Concrete is regarded as the main infrastructure material due to its high compressive strength, durability, and economical cost for large-scale structural members. However, standard concrete does not have much intrinsic ability to modulate elastic wave propagation or attenuate vibrations, especially at low frequencies, most detrimental for many structural systems (human-induced vibrations, machines, and traffic, as well as some seismic sources). Vibration and dynamic loads result in enhanced stresses, accelerate the fatigue behavior, and may introduce serviceability or safety problems in structures. Hence, new material adaptations for controlling undesired elastic waves are of considerable practical as well as scientific interest. In this thesis, the design and study of a new concrete material is introduced to attenuate the waves generated by the dynamic excitation. Recent advances in metamaterials science have enabled the development of new classes of composite media showing extraordinary properties in their interaction with elastic waves. We introduce a novel structural metamaterial, a metaconcrete, with significantly improved material properties for dynamic loading.
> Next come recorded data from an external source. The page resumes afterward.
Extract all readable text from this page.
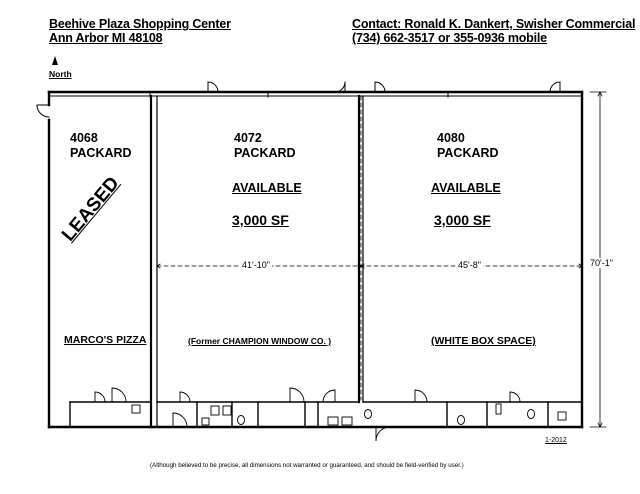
Beehive Plaza Shopping Center
Ann Arbor MI 48108
Contact: Ronald K. Dankert, Swisher Commercial
(734) 662-3517 or 355-0936 mobile
North
4068
PACKARD
LEASED
MARCO'S PIZZA
4072
PACKARD
AVAILABLE
3,000 SF
(Former CHAMPION WINDOW CO. )
4080
PACKARD
AVAILABLE
3,000 SF
(WHITE BOX SPACE)
41'-10"	45'-8"	70'-1"
1-2012
(Although believed to be precise, all dimensions not warranted or guaranteed, and should be field-verified by user.)
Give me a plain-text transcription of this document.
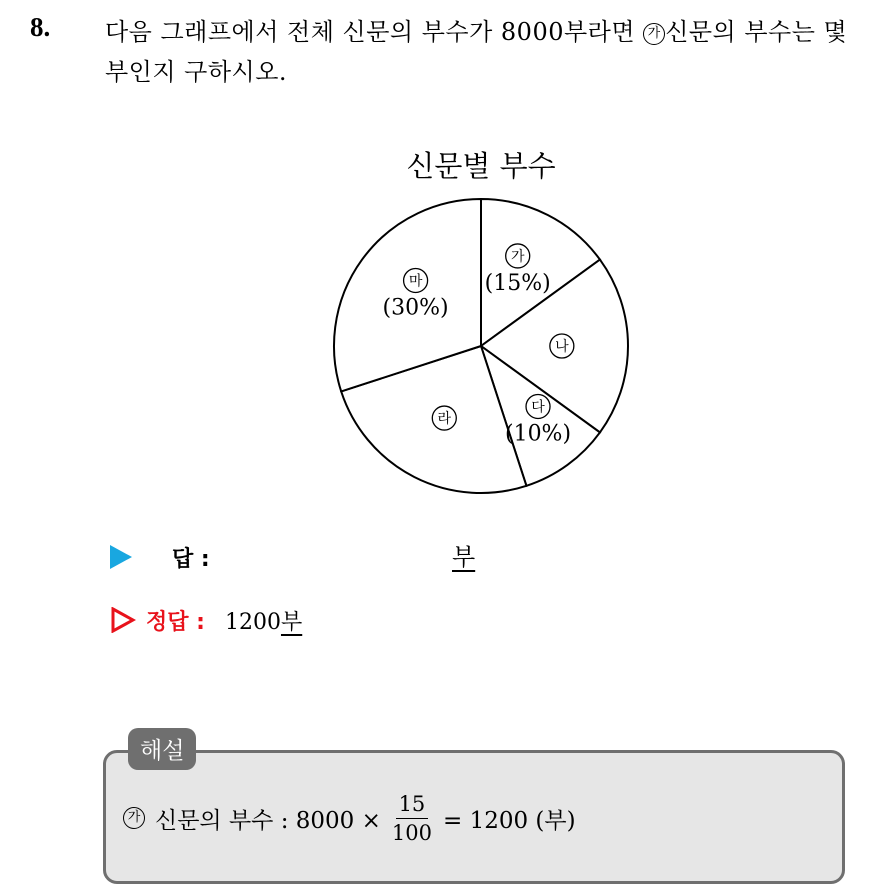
8. 다음 그래프에서 전체 신문의 부수가 8000부라면 가 신문의 부수는 몇 부인지 구하시오.
신문별 부수
가
(15%)
나
다
(10%)
라
마
(30%)
답 :	부
정답 : 1200부
해설
가 신문의 부수 : $8000 \times \frac{15}{100} = 1200$ (부)
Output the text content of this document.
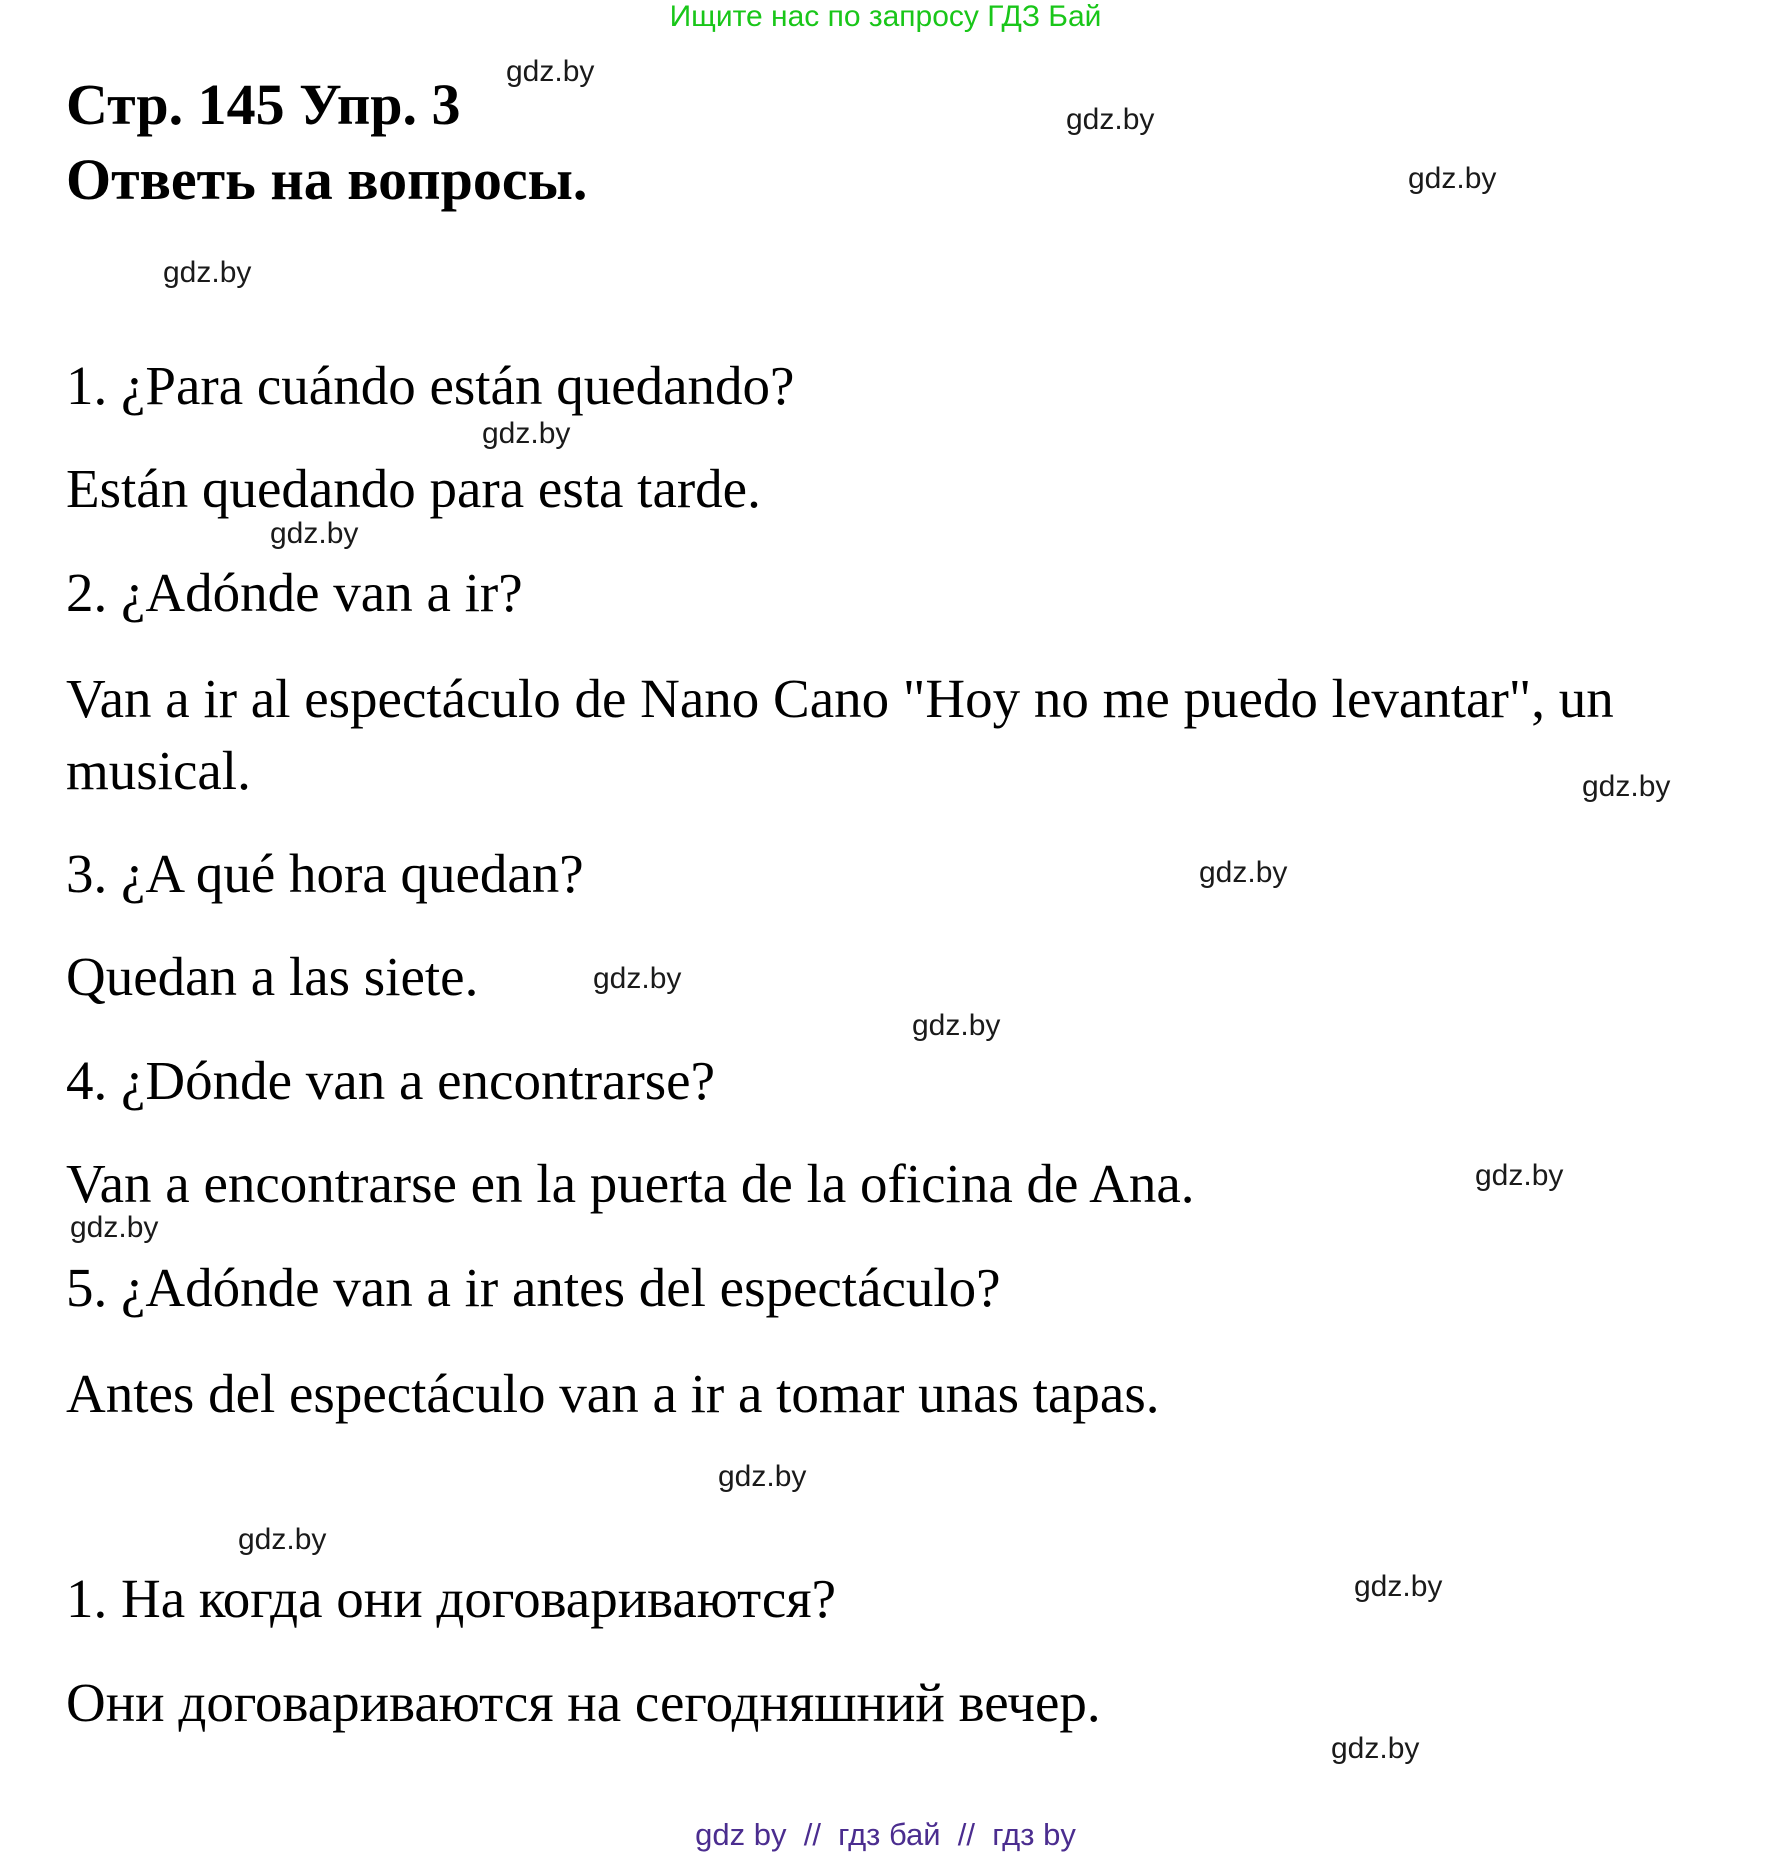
Ищите нас по запросу ГДЗ Бай
Стр. 145 Упр. 3
Ответь на вопросы.
1. ¿Para cuándo están quedando?
Están quedando para esta tarde.
2. ¿Adónde van a ir?
Van a ir al espectáculo de Nano Cano "Hoy no me puedo levantar", un musical.
3. ¿A qué hora quedan?
Quedan a las siete.
4. ¿Dónde van a encontrarse?
Van a encontrarse en la puerta de la oficina de Ana.
5. ¿Adónde van a ir antes del espectáculo?
Antes del espectáculo van a ir a tomar unas tapas.
1. На когда они договариваются?
Они договариваются на сегодняшний вечер.
gdz.by
gdz.by
gdz.by
gdz.by
gdz.by
gdz.by
gdz.by
gdz.by
gdz.by
gdz.by
gdz.by
gdz.by
gdz.by
gdz.by
gdz.by
gdz.by
gdz by  //  гдз бай  //  гдз by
In this composite material, ordinary stone and bourgeon aggregates in common concrete are replaced by engineered spherical inclusions. A metaconcrete aggregate consists of a composite structure with a dense core surrounded by a thin, compliant outer sheath. This configuration enables resonance to occur at or near the eigenfrequencies of the inclusions. To this purpose, the characteristics of the aggregates can be tuned so that specific frequencies of dynamic external loading excite resonant oscillations. When activated, these resonant aggregates counteract the incoming wave motion, thereby reducing the transmitted energy at selected frequencies and producing an effective negative mass for the overall system due to the generation of an energy band gap.